Model Complexity: coin tossing

In [1]:
import numpy as np
from scipy.stats import binom
import math
import matplotlib.pyplot as plt
from __future__ import division

Is the coin fair?

Let's imagine flipping a coin $N=100$ times and the data we observe is $n_H=60$ heads.
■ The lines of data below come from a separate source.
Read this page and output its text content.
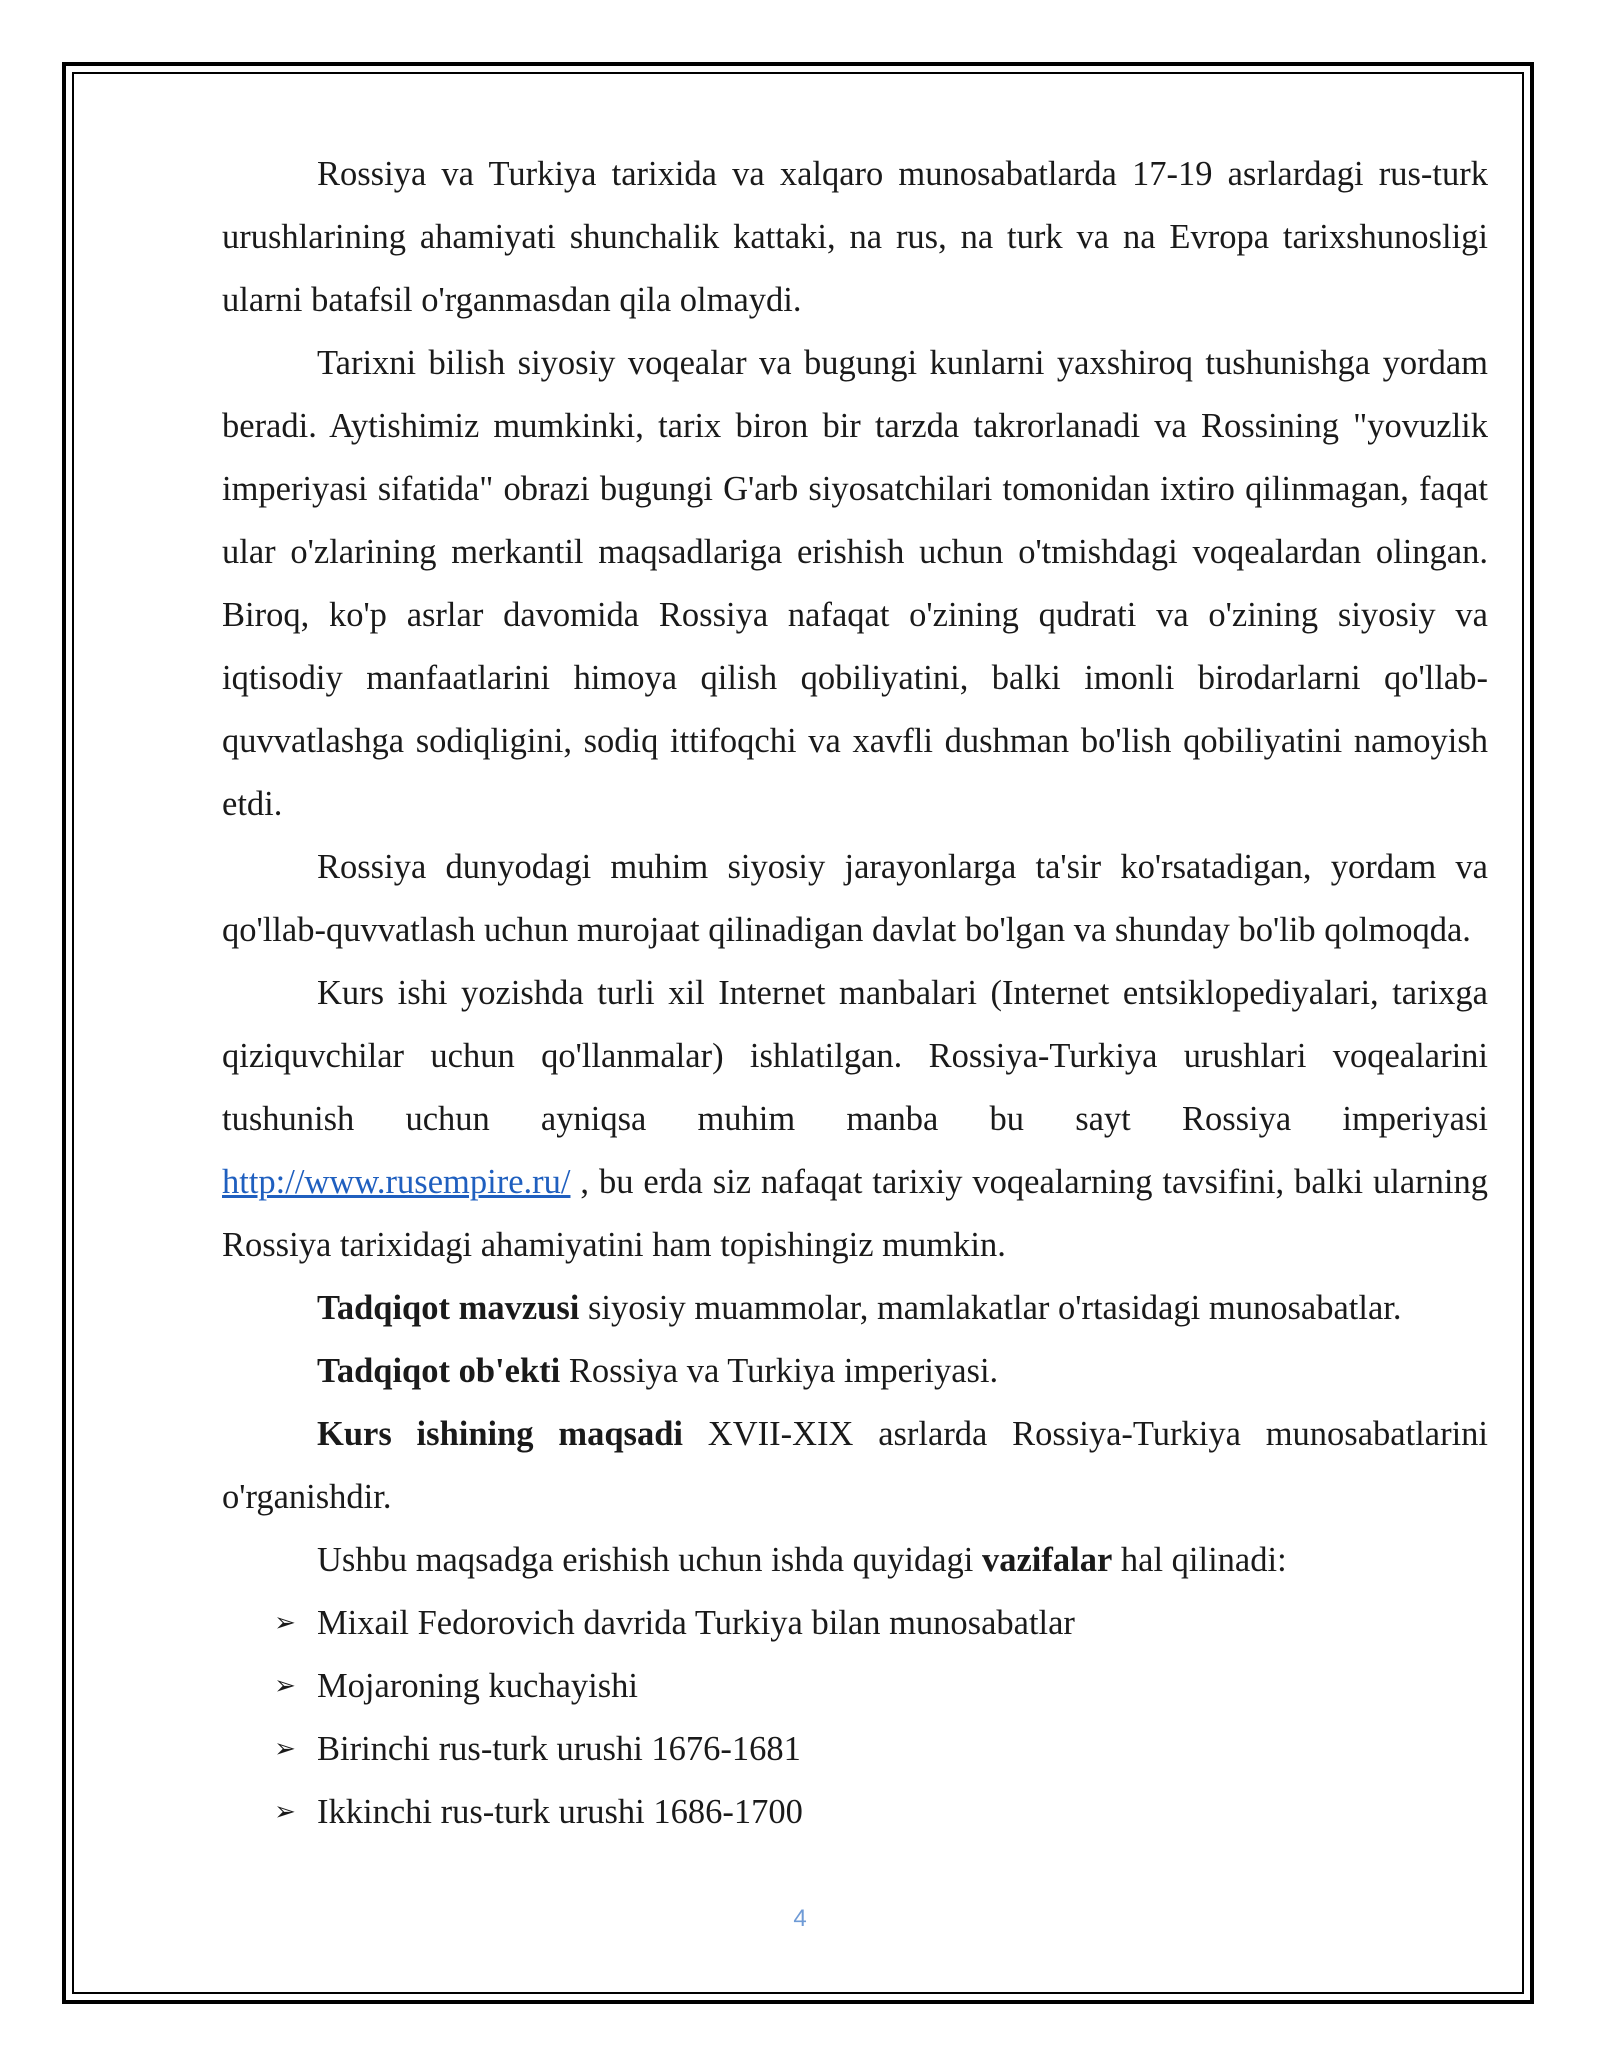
Rossiya va Turkiya tarixida va xalqaro munosabatlarda 17-19 asrlardagi rus-turk urushlarining ahamiyati shunchalik kattaki, na rus, na turk va na Evropa tarixshunosligi ularni batafsil o'rganmasdan qila olmaydi.

Tarixni bilish siyosiy voqealar va bugungi kunlarni yaxshiroq tushunishga yordam beradi. Aytishimiz mumkinki, tarix biron bir tarzda takrorlanadi va Rossining "yovuzlik imperiyasi sifatida" obrazi bugungi G'arb siyosatchilari tomonidan ixtiro qilinmagan, faqat ular o'zlarining merkantil maqsadlariga erishish uchun o'tmishdagi voqealardan olingan. Biroq, ko'p asrlar davomida Rossiya nafaqat o'zining qudrati va o'zining siyosiy va iqtisodiy manfaatlarini himoya qilish qobiliyatini, balki imonli birodarlarni qo'llab-quvvatlashga sodiqligini, sodiq ittifoqchi va xavfli dushman bo'lish qobiliyatini namoyish etdi.

Rossiya dunyodagi muhim siyosiy jarayonlarga ta'sir ko'rsatadigan, yordam va qo'llab-quvvatlash uchun murojaat qilinadigan davlat bo'lgan va shunday bo'lib qolmoqda.

Kurs ishi yozishda turli xil Internet manbalari (Internet entsiklopediyalari, tarixga qiziquvchilar uchun qo'llanmalar) ishlatilgan. Rossiya-Turkiya urushlari voqealarini tushunish uchun ayniqsa muhim manba bu sayt Rossiya imperiyasi http://www.rusempire.ru/ , bu erda siz nafaqat tarixiy voqealarning tavsifini, balki ularning Rossiya tarixidagi ahamiyatini ham topishingiz mumkin.

Tadqiqot mavzusi siyosiy muammolar, mamlakatlar o'rtasidagi munosabatlar.

Tadqiqot ob'ekti Rossiya va Turkiya imperiyasi.

Kurs ishining maqsadi XVII-XIX asrlarda Rossiya-Turkiya munosabatlarini o'rganishdir.

Ushbu maqsadga erishish uchun ishda quyidagi vazifalar hal qilinadi:

➢ Mixail Fedorovich davrida Turkiya bilan munosabatlar
➢ Mojaroning kuchayishi
➢ Birinchi rus-turk urushi 1676-1681
➢ Ikkinchi rus-turk urushi 1686-1700
4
Is the coin fair or biased?

1. First, we will answer this question using the traditional Frequentist Approach by calculating the p-value, i.e. the probability of observing a result at least this extreme give the null hypothesis $H_0$ that coin is fair $$ \rm{p-value}=\sum_{n_H \leq 40,\ n_H \geq 60} p(\rm{data}|\rm{fair\ coin}) $$

In [2]:
N=100
n=60

# sf is the survival function, i.e. complementary cdf
# ccdf multiplied by 2 because we're doing a two-sided test
print("p-value: ", 2*binom.sf(n, N, 0.5))
('p-value: ', 0.035200200217704813)

The p-value falls below the magic value of 0.05 and so a frequentist would reject the null hypothesis and say that the coin is biased.

2. Now let's try a Bayesian model comparison approach.
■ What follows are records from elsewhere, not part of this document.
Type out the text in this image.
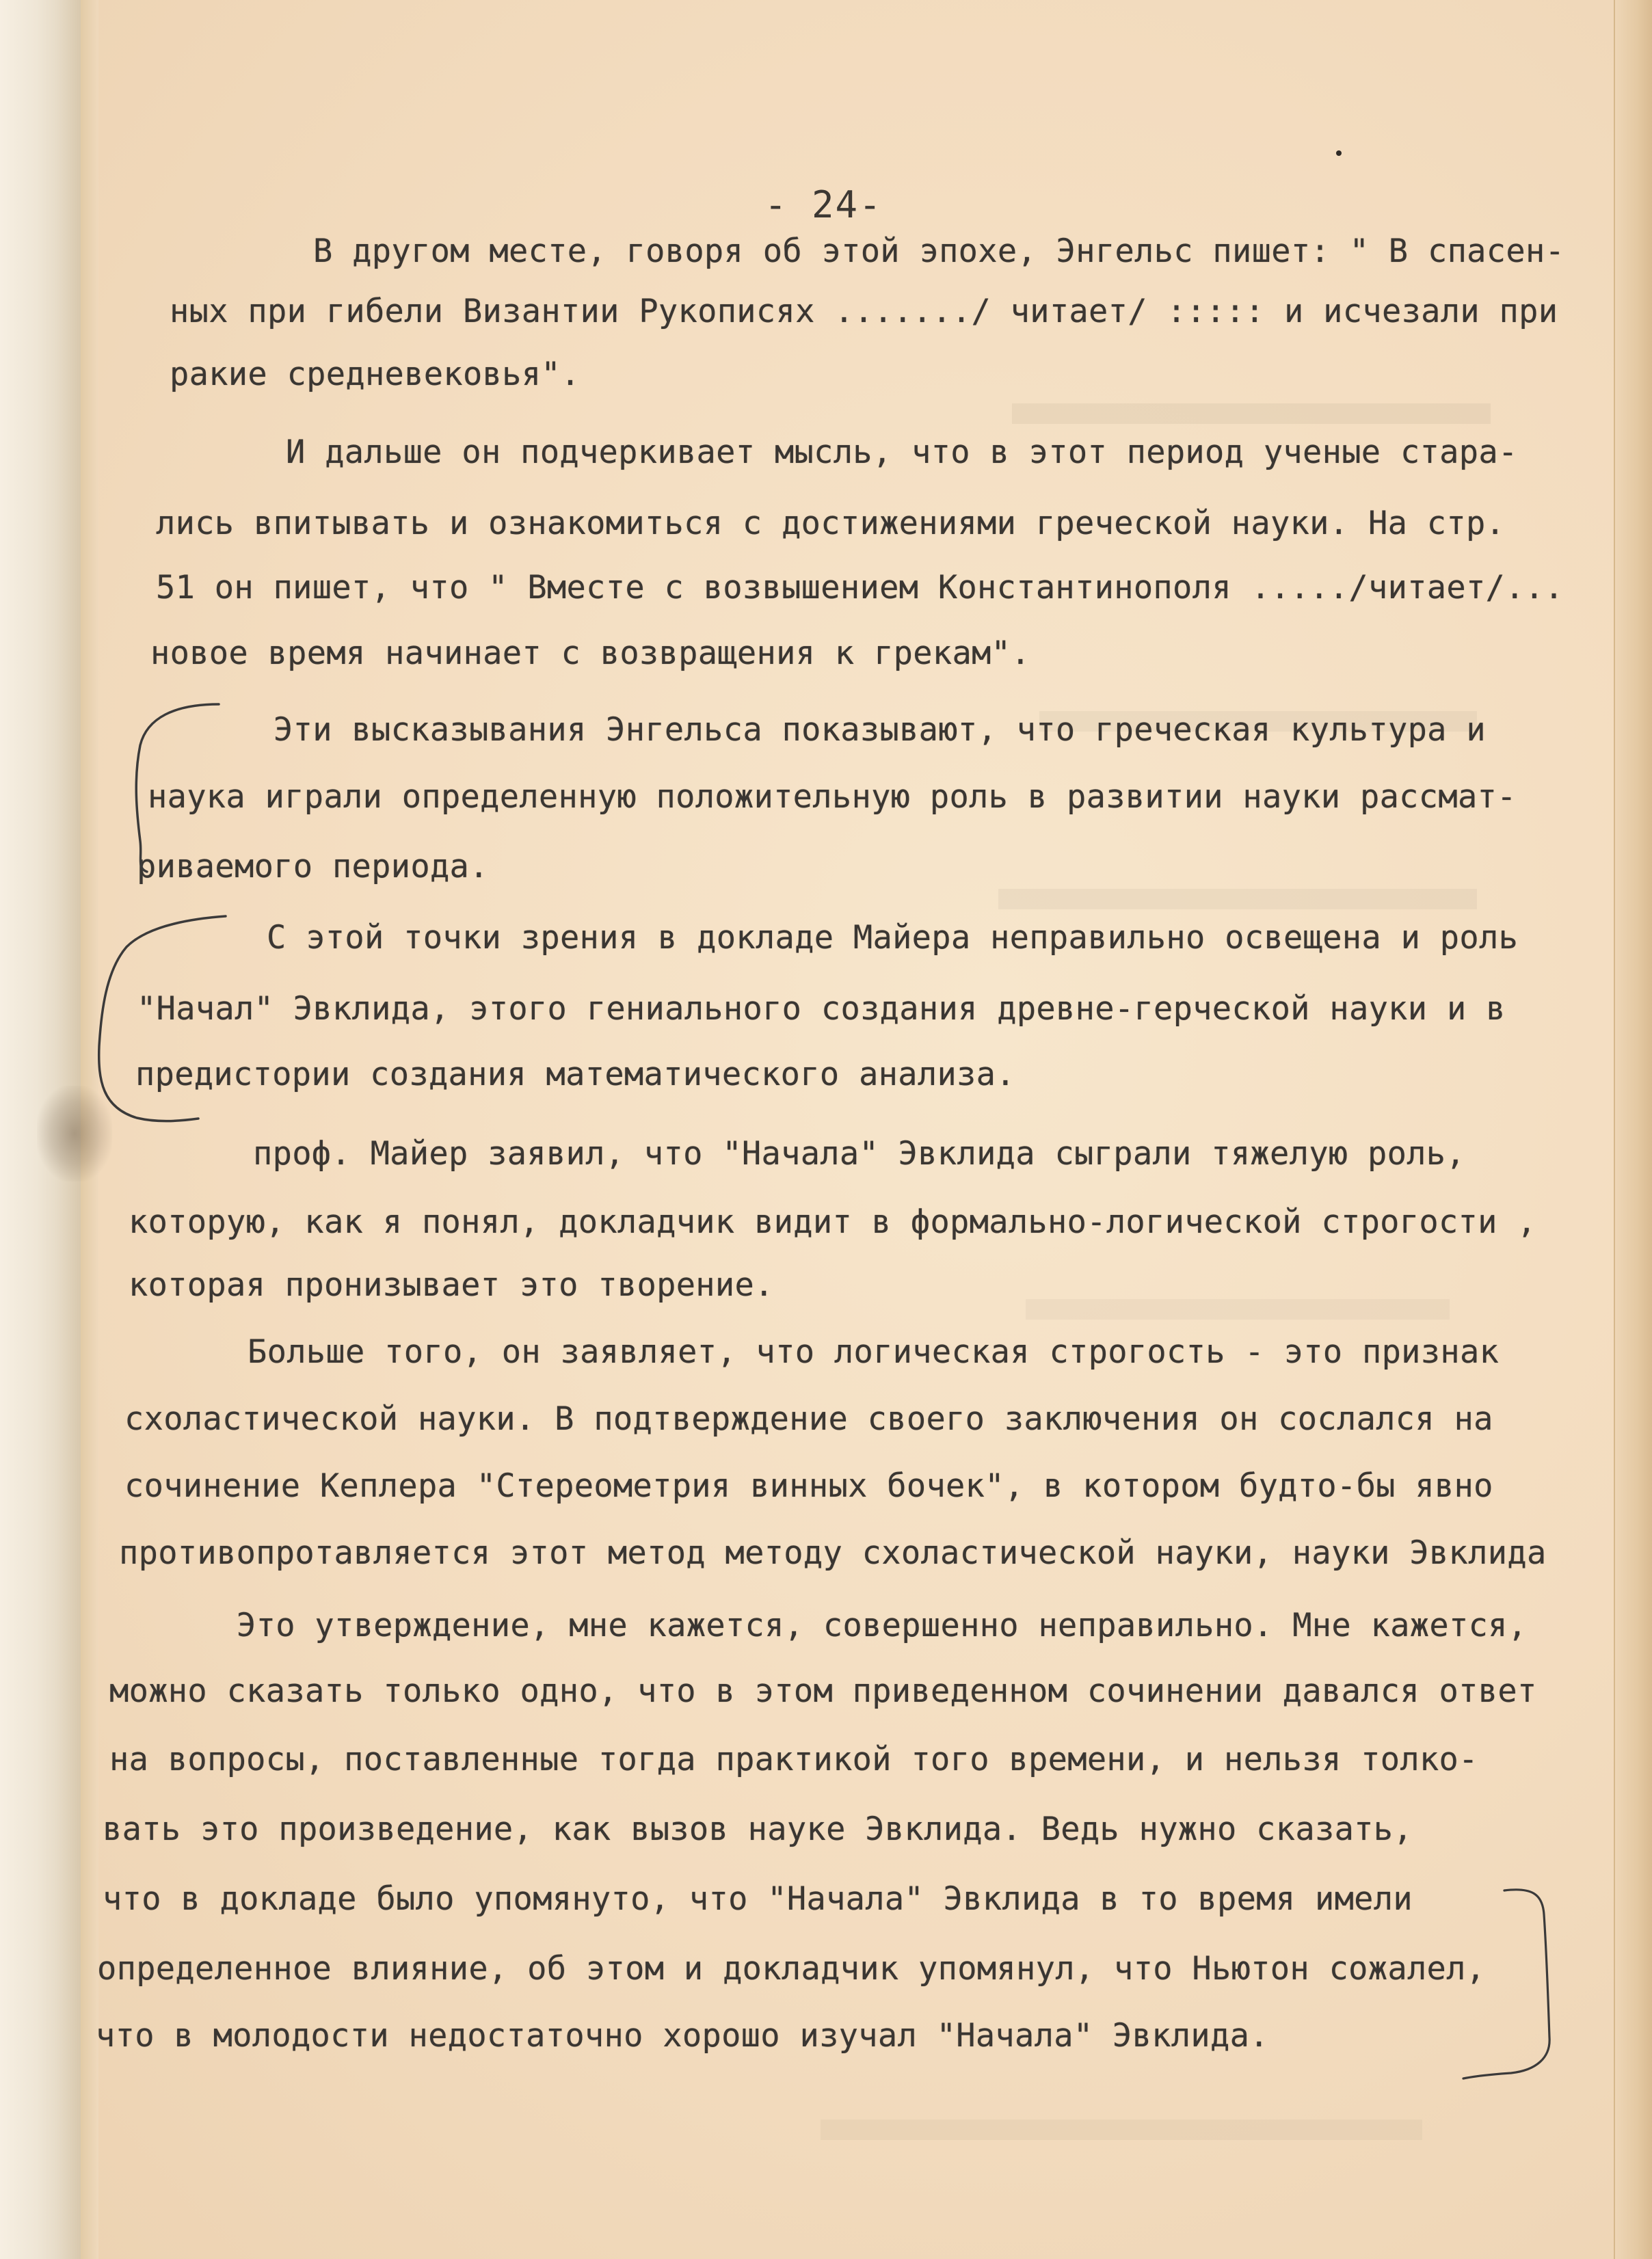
- 24-
В другом месте, говоря об этой эпохе, Энгельс пишет: " В спасен-
ных при гибели Византии Рукописях ......./ читает/ ::::: и исчезали при
ракие средневековья".
И дальше он подчеркивает мысль, что в этот период ученые стара-
лись впитывать и ознакомиться с достижениями греческой науки. На стр.
51 он пишет, что " Вместе с возвышением Константинополя ...../читает/...
новое время начинает с возвращения к грекам".
Эти высказывания Энгельса показывают, что греческая культура и
наука играли определенную положительную роль в развитии науки рассмат-
риваемого периода.
С этой точки зрения в докладе Майера неправильно освещена и роль
"Начал" Эвклида, этого гениального создания древне-герческой науки и в
предистории создания математического анализа.
проф. Майер заявил, что "Начала" Эвклида сыграли тяжелую роль,
которую, как я понял, докладчик видит в формально-логической строгости ,
которая пронизывает это творение.
Больше того, он заявляет, что логическая строгость - это признак
схоластической науки. В подтверждение своего заключения он сослался на
сочинение Кеплера "Стереометрия винных бочек", в котором будто-бы явно
противопротавляется этот метод методу схоластической науки, науки Эвклида
Это утверждение, мне кажется, совершенно неправильно. Мне кажется,
можно сказать только одно, что в этом приведенном сочинении давался ответ
на вопросы, поставленные тогда практикой того времени, и нельзя толко-
вать это произведение, как вызов науке Эвклида. Ведь нужно сказать,
что в докладе было упомянуто, что "Начала" Эвклида в то время имели
определенное влияние, об этом и докладчик упомянул, что Ньютон сожалел,
что в молодости недостаточно хорошо изучал "Начала" Эвклида.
What we really want to evaluate is the probability of the hypothesis given the data.

$$ p(H|\rm{data})=\frac{p(\rm{data}|H)p(H)}{p(\rm{data})} \ \ \ (\rm{Bayes\ Theorem}) $$

There are 2 hypotheses (models), specified by the range of values they take for the coin bias $w$:

  • fair coin ($H_0:w=1/2$). Simple model with no free paramters
  • biased coin ($H_1:0 \leq w \leq 1$). Complex model with one free parameter
$$ \frac{p(H_0|\rm{data})}{p(H_1|\rm{data})} = \frac{p(\rm{data}|H_0)}{p(\rm{data}|H_1)} \frac{p(H_0)}{p(H_1)} $$

Unless we have good reason to believe otherwise, we can take the priors to be equal, $p(H_0)=p(H_1)$. The ratio of evidences on the right-hand side is known as the Bayes factor

$$ \rm{Bayes\ Factor}=\frac{p(\rm{data}|H_0)}{p(\rm{data}|H_1)} \\ p(\rm{data}|H_0)=\frac{N!}{(N-n_H)!n_H!} \left( \frac{1}{2} \right)^N \\ p(\rm{data}|H_1)=\frac{N!}{(N-n_H)!n_H!} \int_0^1 w^{n_H} (1-w)^{N-n_H} dw =\frac{1}{N+1} $$

The integral above is a beta function: $$ B(a,b) \equiv \int_0^1 w^{a-1} (1-w)^{b-1} dw = \frac{(a-1)! (b-1)!}{(a+b-1)!} \rm{\ (when\ a\ and\ b\ is\ a\ positive\ integer)} $$

Therefore the Bayes factor for the coin problem is $$ \rightarrow \rm{Bayes\ Factor}=\frac{(N+1)!}{n!(N-n)!2^N} $$

In [3]:
def BF(n,N): # Bayes Factor for coin problem
    h0=(1/2)**N
    h1=math.factorial(n)*math.factorial(N-n)/math.factorial(N+1)
    return h0/h1
In [4]:
print "Bayes Factor ",BF(60,100)
Bayes Factor  1.09523053788

The data appears to very slightly favour the simpler hypothesis (!), the opposite conclusion of the frequentist approach. This is an example of how Bayesian methods naturally invoke Occam's razor (law of parsimony).

In [15]:
x=np.arange(0,N+1,1)
y=[BF(i,N) for i in x]
plt.plot(x,y)
plt.title("Bayes Factor",fontsize=15)
plt.xlabel("$n_H$",fontsize=15)
plt.ylabel("$p(n_H|H_0)/p(n_H|H_1)$",fontsize=15)
plt.show()
In [6]:
def EH0(n): # evidence for the H_0 hypothesis, i.e. p(data|H_0)
    return math.factorial(N)/(math.factorial(n)*math.factorial(N-n))*((1/2)**N)
In [7]:
x=np.arange(0,N+1,1)
y=[EH0(i) for i in x]
plt.plot(x,y) # plotting p(data|H_0)
plt.plot([0,N],[1/(N+1),1/(N+1)],'r') # plotting p(data|H_1)
plt.legend(('$H_0$ (simple model)','$H_1$ (complex model)'),bbox_to_anchor=(1.2,0.5))
plt.title('Evidence',fontsize=15)
plt.ylabel('$p(n_H|H)$',fontsize=15)
plt.xlabel('$n_H$',fontsize=15)
plt.show()

In this figure, we see Occam's principle in action. The more complex model can predict a more extreme range of data, but in situations where the data can be explained by both models (near $n_H=50$) the evidence favours the simpler model.